In his movie Annie Hall, Woody Allen—while standing on line to see a movie—gets into an argument with an overly pontificating college professor about the meaning of Marshall McLuhan’s Understanding Media. To settle the argument, Allen gets the real McLuhan (who happens to be in the lobby) to tell the guy that he knows nothing of his work. This scene was/is so funny partially because McLuhan’s writings were once seen as incomprehensible. In real life, the graphic designer Quentin Fiore initiated the idea to make a book of McLuhan’s writings that would look and feel more like what he was saying. The resulting Medium is the Massage superimposed text and image in ways that parallel the transition of text-based media to “bard” media (radio) and image-based movies and television. The book visualized notions of hot versus cool mediums, how technologies from the wheel to the telephone are extensions of our bodies and create a sense of comfort as well as anxiety. Some pages were printed backward and were meant to be read in a mirror; others were left completely blank. This “experimental” paperback published by Bantam became a best seller and helped popularize McLuhan’s ideas.

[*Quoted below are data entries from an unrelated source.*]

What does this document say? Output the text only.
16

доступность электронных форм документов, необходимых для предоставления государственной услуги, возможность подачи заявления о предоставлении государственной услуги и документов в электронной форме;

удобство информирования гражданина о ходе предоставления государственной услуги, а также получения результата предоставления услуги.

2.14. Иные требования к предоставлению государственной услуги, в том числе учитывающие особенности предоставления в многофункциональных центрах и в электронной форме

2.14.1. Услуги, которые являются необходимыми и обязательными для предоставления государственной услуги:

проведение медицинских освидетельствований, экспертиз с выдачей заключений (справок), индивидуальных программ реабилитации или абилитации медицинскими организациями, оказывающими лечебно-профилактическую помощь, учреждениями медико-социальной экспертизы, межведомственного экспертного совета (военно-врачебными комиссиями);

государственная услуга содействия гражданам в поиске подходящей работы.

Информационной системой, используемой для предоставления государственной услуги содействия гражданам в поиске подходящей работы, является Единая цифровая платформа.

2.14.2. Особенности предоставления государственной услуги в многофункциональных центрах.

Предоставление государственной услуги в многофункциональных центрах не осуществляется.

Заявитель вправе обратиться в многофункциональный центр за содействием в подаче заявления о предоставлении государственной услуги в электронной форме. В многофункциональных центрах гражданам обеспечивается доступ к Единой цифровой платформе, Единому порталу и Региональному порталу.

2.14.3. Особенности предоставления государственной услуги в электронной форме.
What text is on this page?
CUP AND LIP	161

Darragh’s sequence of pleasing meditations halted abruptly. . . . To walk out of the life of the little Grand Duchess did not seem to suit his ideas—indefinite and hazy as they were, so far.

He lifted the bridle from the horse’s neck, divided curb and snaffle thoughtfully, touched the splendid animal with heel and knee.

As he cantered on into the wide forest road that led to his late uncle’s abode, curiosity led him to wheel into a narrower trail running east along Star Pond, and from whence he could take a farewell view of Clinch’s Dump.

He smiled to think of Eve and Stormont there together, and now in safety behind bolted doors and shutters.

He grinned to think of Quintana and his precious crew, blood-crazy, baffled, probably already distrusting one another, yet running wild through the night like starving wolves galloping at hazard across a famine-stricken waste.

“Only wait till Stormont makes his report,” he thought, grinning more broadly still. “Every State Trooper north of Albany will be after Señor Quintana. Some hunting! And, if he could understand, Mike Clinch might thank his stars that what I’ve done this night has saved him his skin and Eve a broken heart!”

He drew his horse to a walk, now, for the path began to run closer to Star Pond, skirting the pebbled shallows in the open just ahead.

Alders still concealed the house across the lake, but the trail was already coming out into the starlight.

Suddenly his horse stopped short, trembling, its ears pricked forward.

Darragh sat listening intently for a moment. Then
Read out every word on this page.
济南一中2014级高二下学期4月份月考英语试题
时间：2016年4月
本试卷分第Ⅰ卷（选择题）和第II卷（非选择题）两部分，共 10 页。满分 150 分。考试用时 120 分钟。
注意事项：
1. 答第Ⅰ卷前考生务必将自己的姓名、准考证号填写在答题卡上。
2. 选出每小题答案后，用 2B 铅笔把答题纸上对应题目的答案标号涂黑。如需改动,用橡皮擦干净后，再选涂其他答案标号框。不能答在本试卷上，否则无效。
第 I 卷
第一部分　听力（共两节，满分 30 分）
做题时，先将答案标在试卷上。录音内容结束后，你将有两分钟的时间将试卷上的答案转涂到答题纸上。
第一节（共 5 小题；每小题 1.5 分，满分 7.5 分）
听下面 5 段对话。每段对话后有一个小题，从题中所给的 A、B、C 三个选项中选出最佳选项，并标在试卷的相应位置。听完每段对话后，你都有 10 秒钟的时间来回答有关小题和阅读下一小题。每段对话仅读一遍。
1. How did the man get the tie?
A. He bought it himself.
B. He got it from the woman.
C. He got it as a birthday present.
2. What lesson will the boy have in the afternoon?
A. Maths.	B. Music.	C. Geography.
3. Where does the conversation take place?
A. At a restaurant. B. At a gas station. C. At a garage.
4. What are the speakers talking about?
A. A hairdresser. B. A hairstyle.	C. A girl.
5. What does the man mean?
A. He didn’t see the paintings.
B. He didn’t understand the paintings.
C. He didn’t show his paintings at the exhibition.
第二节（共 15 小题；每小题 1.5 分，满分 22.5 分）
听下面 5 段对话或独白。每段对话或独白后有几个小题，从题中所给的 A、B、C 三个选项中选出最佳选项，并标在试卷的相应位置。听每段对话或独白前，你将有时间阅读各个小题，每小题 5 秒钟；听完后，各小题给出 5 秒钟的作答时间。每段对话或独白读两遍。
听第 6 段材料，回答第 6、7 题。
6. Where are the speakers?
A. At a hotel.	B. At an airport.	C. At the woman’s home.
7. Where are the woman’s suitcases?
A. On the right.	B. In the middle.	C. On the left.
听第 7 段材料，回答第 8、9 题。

I cherish everything Maira Kalman illuminates, from Strunk and White’s The Elements of Style (also made into a small opera), to Michael Pollan’s Food Rules, to her children’s books (made with and without her late husband and partner, Tibor). I’m so glad she let us into her heart and head even more with her New York Times journal columns, and even more glad they were compiled into this book. A lot of deserved praise has already been heaped on Principles; I’ll just say that it’s a marvel how seamlessly Kalman bridges word and image, everydayness with big questions, joy with dread, satire and affection.

Johanna Drucker

Johanna Drucker, an important practitioner/scholar, has been mining the territory between literature and art for over two decades in a bevy of books that include The Alphabetic Labyrinth: The Letters in History and Imagination; The Century of Artists’ Books; Graphic Design History: A Critical Approach (with Emily McVarish); Figuring the Word: Essays on Books, Writing, and Visual Poetics; and The Visible Word: Experimental Typography and Modern Art. The latter two titles are especially relevant to this list because of their insightful and careful deconstruction of visual/literary texts. In The Visible Word, after defining a vocabulary and framing a context for a critical analysis of this field of activity, Drucker focuses in on specific works of Apollinaire, Marinetti, Zdanevich, and Tzara. If you are interested in getting beyond how awesome these early 20th-century typographic masterworks look (written in French, Italian, Russian, Dada), and want to understand what they are about—their metaphorical underpinnings, how the form and content come together—get a copy of this book. The reproductions are not great, but you can find them elsewhere.